Il percorso con l'atletica ha portato Porcellato a confrontarsi spesso con i 42 chilometri e 195 metri della maratona, sui tracciati più celebri del mondo: “Ho corso – ha ancora aggiunto - a New York, Boston, Londra e in moltissime altre metropoli, vincendo circa 70 gare su 100, ma il mio successo più significativo l'ho ottenuto a Cesano Boscone dopo un duello di oltre 20 chilometri con il vento contrario e le mani insanguinate. Vincere in quel momento difficile mi ha fatto capire di poter abbattere i miei limiti e mi ha fatto fare quel salto di qualità mentale per poter vincere altre medaglie in pista e altre sfide nella vita”.

A “minare” la storia d'amore con l'atletica ci ha pensato, però, una Paralimpiade Invernale: “Partecipare ad un'edizione dei Giochi in casaha commentato – era il mio sogno e il desiderio di esserci mi ha convinto a superare tutti i miei dubbi legati soprattutto alla lontananza dalle mie specialità.
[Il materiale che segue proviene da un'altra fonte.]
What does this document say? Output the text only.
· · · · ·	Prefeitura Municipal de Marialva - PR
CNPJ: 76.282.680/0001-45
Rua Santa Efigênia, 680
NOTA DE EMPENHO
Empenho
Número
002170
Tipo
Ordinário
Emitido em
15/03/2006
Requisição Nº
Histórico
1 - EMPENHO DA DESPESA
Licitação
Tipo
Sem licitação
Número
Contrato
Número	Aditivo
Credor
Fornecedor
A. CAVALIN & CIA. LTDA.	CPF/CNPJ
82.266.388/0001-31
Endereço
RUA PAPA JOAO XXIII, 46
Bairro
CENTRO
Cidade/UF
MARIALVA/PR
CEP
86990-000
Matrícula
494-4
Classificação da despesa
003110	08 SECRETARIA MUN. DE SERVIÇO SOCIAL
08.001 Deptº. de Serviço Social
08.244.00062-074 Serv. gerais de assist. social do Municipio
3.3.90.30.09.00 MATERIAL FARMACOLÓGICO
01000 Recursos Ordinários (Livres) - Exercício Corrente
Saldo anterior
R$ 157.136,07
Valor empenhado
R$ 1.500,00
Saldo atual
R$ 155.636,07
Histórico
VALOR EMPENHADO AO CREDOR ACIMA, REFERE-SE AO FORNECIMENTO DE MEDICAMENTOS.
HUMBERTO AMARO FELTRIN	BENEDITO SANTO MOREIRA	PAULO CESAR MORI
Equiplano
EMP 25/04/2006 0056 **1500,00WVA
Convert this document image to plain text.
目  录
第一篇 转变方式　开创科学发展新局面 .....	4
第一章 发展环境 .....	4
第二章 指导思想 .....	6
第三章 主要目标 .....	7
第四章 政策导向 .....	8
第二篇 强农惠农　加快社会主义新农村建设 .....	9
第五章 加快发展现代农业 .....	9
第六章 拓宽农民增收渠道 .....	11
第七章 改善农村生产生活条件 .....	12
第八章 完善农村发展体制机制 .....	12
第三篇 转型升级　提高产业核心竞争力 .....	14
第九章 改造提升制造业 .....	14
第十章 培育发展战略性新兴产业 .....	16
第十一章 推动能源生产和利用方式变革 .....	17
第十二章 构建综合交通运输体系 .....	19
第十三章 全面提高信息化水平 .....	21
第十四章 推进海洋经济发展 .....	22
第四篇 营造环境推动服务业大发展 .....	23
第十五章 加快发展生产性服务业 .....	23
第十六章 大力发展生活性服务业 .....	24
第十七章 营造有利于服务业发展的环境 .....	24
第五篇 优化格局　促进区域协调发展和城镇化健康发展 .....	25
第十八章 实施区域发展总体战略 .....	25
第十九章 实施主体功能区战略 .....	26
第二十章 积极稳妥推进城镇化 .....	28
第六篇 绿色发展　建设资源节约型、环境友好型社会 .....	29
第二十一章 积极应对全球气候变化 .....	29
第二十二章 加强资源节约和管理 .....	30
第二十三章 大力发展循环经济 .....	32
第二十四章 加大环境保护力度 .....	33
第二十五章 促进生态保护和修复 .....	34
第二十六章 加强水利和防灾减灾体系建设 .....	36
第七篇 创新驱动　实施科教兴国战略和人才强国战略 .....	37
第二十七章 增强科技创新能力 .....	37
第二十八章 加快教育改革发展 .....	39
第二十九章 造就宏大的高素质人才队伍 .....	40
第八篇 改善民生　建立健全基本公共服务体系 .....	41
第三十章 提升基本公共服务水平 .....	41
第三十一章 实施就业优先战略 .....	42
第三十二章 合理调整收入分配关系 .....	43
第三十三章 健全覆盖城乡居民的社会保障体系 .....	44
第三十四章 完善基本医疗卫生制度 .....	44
Tutto questo fino a quando non mi è stato proposto di provare lo sci di fondo perché ha una preparazione equivalente a quella delle maratone: in poco tempo sono riuscita a imparare e, in una sola gara, a qualificarmi a Torino 2006, arrivando ultima e penultima ma riuscendo a realizzare il mio sogno. Nonostante questo, non mi sono arresa e soffrendo e lavorando tantissimo quattro anni dopo è arrivata la ciliegina sulla torta: un oro alle Paralimpiadi di Vancouver 2010”.

A coronare una carriera straordinaria è, infine, arrivata un'altra avventura straordinaria con il paraciclismo, con una dedica speciale a uno dei simboli dello sport mondiale: “A propormelo - ha concluso – è stato il mio allenatore, nonché marito e principale sponsor, dopo i Giochi di Sochi 2014. Dopotutto, ho sempre utilizzato l'handbike per allenarmi durante il periodo estivo e come paraciclista non andavo affatto male: ho accettato la sfida e con una preparazione mirata è nata una nuova passione che mi ha portato a fare due Paralimpiadi vincendo 3 medaglie. Il mio pensiero, a proposito, non può non andare ad Alex Zanardi: ci manca tantissimo ed è stato bello condividere con lui, uomo vincente, spettacolare e carismatico, molti anni di attività. È stato soprattutto grazie a lui se si sono accesi i riflettori sullo sport paralimpico, mi auguro di rivederlo presto e gli auguro tutto il meglio”.